Homes We Own in Safer Communities
During the Sept. 12 Solutions Sessions, leaders examined the critical intersection of public safety initiatives with economic opportunities for businesses and the benefits of community engagement and safer communities due to Black homeownership. They offered meaningful solutions throughout.
“We do not deal with the underlying root causes of crime, and most of that is poverty,” said Reneé Hall, retired police chief and national first vice president of the National Organization of Black Law Enforcement Executives (NOBLE). She added that her organization works with Black chambers of commerce to ensure “businesses feel comfortable once they come into our communities.”
“If our dollars in this community are going to these businesses, are they investing in our police department and in our communities? Are they offering jobs, education and training?,” Hall asked. “Because we have to approach public safety and economic development and growth in a holistic manner, and we can’t just do one without the other.”
Mayor Woodfin said his city pumps a million dollars a year into conflict resolution programs for K-12 students. Other investments include re-entry tools for the formerly incarcerated: employment, getting a license or Commercial Driver’s License, and housing.
John Henry, CEO of Grace3 Technologies LLC, said, “We need more tech solutions for teens.” He’s working with NBEC to create career pathway programs and fund exams for teens to explore the aviation field. Through Grace3’s Teen Tech Summit, Henry said his company has impacted “3,000 or 4,000 kids.”
In a separate panel, leaders in affordable housing, utility infrastructure, and community benefit planning discussed collaboration to impact communities in real estate development. Jennifer Riley Collins, U.S. Housing and Urban Development (HUD) Regional Administrator, said that HUD is partnering with the Department of Labor to focus on helping young people living in public housing obtain skills and provide them with opportunities to get jobs directly with the federal government. Collins also stressed the importance of Black homeownership.
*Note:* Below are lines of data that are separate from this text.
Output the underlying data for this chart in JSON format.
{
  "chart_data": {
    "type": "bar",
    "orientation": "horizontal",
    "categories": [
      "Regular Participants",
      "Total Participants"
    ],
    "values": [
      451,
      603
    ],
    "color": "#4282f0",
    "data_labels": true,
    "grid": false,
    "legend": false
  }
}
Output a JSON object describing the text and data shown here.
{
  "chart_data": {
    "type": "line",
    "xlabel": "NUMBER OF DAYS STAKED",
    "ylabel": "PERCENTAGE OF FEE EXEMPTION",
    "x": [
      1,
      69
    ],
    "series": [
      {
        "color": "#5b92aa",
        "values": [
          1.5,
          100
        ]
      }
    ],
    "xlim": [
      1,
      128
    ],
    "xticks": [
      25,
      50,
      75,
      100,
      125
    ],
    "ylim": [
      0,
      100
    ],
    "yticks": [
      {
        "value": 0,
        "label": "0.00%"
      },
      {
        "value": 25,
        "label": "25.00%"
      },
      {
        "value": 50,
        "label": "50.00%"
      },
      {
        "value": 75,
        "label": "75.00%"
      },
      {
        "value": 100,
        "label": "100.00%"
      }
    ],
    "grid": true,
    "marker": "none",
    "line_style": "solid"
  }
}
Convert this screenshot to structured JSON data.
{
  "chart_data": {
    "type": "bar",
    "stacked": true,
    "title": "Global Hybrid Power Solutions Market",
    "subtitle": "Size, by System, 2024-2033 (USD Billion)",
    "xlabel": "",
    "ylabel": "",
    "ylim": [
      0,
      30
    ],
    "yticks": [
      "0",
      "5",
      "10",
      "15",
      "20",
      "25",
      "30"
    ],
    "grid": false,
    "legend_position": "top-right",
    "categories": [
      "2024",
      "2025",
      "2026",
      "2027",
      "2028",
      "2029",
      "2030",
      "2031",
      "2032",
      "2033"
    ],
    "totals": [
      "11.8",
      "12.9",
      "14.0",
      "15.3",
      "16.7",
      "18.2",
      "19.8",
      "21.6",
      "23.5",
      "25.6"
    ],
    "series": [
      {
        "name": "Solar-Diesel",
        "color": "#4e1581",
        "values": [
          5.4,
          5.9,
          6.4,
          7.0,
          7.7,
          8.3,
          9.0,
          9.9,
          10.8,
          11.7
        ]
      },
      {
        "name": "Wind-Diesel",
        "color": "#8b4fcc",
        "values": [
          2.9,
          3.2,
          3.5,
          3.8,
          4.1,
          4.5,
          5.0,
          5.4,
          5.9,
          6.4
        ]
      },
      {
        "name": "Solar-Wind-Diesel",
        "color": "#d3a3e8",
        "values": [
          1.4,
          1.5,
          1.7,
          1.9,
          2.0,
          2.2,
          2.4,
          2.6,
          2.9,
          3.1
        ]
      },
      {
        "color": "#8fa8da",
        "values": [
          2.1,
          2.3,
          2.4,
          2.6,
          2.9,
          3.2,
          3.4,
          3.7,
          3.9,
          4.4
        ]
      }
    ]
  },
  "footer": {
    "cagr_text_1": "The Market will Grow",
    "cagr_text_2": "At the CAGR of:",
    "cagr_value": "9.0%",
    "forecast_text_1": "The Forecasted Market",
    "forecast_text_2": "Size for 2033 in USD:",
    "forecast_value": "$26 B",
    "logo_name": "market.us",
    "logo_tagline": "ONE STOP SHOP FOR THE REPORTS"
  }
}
“Our community continues to be discriminated against when it comes to the value placed upon a house that they own or a house that they may attempt to go buy,” Collins said. “Homebuilding is also economic development for our community.”
NBEC is hosting a homeownership and generational wealth workshop at The Gathering Spot Atlanta on Sept. 29. The workshop is open to the public.
Reception and Relationships
After NBEC’s Solutions Sessions, the dialogue flowed into the connection at NBEC’s annual Urban Leadership Reception. A packed crowd gathered at ZOOZ in DC’s revamped Wharf district. Amongst decorative florals, neon pink lights, French 75s, and the sounds of DJ Bomb Jahlamm, hundreds of guests convened, conversed, and carried on meaningful connections to address solutions.
Among the guests were Kennedy, an NBEC member who recently contributed $100,000 to the organization. As CEO of KAI EnterprisesKennedy works to “transform communities through infrastructure, design, and construction.”
“I felt it was important to be able to be a part of threading together all Black people in the country—and now we’re talking about internationally—to have one voice and one movement together—instead of relying on one person to make things happen for us,” Kennedy said during the Urban Leadership Reception. “The contribution I made is something I feel is way past due…to help increase the infrastructure for the vision and strategy and growth of this plan. Every time someone makes a contribution to this organization, it has a 10x return in the community.”